If it gives wrong results, try and map your SQL operations on tables back to relational operations on relations. The elements of relations are always distinct. There may be somthing fundamentally wrong with your model.

如果它给出错误的结果,请尝试将表上的 SQL 操作映射回关系上的关系操作。关系的要素总是不同的。您的模型可能存在根本性的错误。

I am deeply suspicious of the LEFT JOINS in the query plan you showed. It shouldn't be necessary to perform LEFT JOINS in order to get the results you appear to be selecting.

我对您显示的查询计划中的 LEFT JOINS 深表怀疑。

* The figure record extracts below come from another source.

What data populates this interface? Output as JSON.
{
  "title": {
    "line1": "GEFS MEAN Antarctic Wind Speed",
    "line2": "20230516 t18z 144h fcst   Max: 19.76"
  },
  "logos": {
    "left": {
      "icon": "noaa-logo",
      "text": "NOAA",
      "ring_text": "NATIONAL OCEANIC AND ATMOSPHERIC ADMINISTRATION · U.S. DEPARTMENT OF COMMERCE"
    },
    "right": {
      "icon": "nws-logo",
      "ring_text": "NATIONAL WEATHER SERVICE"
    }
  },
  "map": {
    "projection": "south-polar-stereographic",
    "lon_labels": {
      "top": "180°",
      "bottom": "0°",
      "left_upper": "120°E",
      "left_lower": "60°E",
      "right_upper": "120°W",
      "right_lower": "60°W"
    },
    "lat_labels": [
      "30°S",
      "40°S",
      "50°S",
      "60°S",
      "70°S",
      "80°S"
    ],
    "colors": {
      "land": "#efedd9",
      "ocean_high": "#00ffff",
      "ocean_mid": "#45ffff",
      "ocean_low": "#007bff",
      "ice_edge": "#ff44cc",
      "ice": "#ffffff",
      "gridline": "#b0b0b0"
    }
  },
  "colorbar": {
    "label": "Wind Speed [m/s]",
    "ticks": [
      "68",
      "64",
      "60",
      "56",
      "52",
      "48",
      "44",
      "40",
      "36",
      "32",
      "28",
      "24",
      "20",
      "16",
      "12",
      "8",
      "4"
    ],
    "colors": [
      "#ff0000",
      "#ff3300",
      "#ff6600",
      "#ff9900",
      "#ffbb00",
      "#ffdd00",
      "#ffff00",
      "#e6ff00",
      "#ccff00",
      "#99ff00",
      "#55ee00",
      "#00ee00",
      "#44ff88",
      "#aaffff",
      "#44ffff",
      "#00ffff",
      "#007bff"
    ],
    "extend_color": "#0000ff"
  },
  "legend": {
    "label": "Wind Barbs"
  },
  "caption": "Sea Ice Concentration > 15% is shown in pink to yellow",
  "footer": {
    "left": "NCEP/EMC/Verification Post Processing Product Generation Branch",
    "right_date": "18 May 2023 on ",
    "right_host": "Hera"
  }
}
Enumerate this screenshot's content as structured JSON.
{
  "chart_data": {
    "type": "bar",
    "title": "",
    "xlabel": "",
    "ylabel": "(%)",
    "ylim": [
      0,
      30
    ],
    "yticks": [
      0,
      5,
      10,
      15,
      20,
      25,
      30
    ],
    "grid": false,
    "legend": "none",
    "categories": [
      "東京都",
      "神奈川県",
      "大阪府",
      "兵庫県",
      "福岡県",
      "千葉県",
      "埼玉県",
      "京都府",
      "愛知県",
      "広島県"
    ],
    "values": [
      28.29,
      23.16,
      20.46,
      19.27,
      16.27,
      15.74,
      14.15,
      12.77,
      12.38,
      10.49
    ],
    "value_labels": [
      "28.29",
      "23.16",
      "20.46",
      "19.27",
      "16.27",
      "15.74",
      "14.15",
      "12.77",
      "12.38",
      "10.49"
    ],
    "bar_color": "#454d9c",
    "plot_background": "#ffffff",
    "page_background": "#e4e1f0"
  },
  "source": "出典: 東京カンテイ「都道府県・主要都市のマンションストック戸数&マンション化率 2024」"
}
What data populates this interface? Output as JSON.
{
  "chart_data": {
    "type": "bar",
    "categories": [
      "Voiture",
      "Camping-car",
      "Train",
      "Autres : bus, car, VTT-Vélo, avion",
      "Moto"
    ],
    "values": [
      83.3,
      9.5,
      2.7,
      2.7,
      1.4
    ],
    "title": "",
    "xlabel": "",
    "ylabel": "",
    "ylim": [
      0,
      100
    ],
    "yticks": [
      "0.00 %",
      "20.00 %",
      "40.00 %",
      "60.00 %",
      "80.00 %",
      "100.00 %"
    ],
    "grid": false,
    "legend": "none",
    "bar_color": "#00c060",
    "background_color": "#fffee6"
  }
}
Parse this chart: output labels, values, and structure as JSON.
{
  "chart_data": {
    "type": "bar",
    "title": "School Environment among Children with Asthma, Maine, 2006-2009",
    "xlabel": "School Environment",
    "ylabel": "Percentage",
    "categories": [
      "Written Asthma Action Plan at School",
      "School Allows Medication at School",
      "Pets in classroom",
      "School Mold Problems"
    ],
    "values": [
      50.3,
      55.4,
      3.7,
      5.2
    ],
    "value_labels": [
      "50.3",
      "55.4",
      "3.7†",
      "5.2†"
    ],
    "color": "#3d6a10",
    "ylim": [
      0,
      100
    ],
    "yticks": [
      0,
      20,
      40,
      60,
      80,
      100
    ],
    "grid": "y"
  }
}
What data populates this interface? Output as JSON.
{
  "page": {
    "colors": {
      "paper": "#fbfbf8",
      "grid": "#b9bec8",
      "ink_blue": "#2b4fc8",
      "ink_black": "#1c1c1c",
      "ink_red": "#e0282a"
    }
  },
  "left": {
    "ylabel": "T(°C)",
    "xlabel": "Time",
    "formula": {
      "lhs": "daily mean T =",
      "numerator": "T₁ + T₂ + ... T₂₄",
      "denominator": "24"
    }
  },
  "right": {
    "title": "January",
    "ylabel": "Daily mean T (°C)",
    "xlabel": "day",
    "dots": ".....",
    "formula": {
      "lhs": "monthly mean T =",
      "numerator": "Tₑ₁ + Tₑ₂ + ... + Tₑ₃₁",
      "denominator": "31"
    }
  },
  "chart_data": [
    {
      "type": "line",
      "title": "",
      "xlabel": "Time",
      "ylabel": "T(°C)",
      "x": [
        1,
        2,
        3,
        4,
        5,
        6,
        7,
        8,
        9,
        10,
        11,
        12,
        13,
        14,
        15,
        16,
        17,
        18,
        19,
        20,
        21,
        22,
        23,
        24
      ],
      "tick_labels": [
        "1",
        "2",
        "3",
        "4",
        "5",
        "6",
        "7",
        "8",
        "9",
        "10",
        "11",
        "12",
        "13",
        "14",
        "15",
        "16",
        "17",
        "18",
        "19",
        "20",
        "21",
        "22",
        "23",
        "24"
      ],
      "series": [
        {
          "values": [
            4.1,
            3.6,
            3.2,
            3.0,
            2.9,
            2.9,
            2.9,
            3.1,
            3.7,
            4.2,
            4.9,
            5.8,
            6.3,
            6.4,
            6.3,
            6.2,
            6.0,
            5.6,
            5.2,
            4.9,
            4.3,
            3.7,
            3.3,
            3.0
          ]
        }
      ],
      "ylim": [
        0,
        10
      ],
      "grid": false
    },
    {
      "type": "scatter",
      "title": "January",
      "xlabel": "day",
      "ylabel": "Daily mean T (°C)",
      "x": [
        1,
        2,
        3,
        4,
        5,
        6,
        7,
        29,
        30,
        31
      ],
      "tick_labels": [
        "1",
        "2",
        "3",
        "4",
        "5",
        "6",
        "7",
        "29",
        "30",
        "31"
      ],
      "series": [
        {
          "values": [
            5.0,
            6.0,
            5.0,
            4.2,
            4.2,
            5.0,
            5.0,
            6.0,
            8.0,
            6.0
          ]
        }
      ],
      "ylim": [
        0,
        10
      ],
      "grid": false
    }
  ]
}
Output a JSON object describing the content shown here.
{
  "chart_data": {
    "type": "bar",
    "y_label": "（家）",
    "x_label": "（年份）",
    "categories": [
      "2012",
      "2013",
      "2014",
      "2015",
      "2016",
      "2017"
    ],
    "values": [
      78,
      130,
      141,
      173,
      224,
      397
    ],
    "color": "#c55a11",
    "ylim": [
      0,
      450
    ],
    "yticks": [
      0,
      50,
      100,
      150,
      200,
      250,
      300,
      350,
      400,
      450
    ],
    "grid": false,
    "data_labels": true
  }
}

没有必要执行 LEFT JOINS 以获得您似乎正在选择的结果。

回答by bjan

I think i don't have much points to post it as comments so i am posting it as an answer

我认为我没有太多要点可以将其作为评论发布,因此我将其发布为答案

I don't know how PostgreSQL works behind the scene, i think you may get a clue if it would have been Oracle, so it is here how Oracle would work

我不知道 PostgreSQL 在幕后是如何工作的,我想如果它是 Oracle,你可能会得到一个线索,所以这里是 Oracle 如何工作的

Your UNION ALLview is slower because, behind the scene, records from both SELECT #1and #2are combined in a temporary table first, which is created on the fly, and then your SELECT ... FROM v WHERE time >= ... AND time < ...is executed on this temporary table. Since both #1and #2are indexed so they are working faster individually as expected, but this temporary table is not indexed (of course) and the final records are being selected from this temporary table so resulting in a slower response.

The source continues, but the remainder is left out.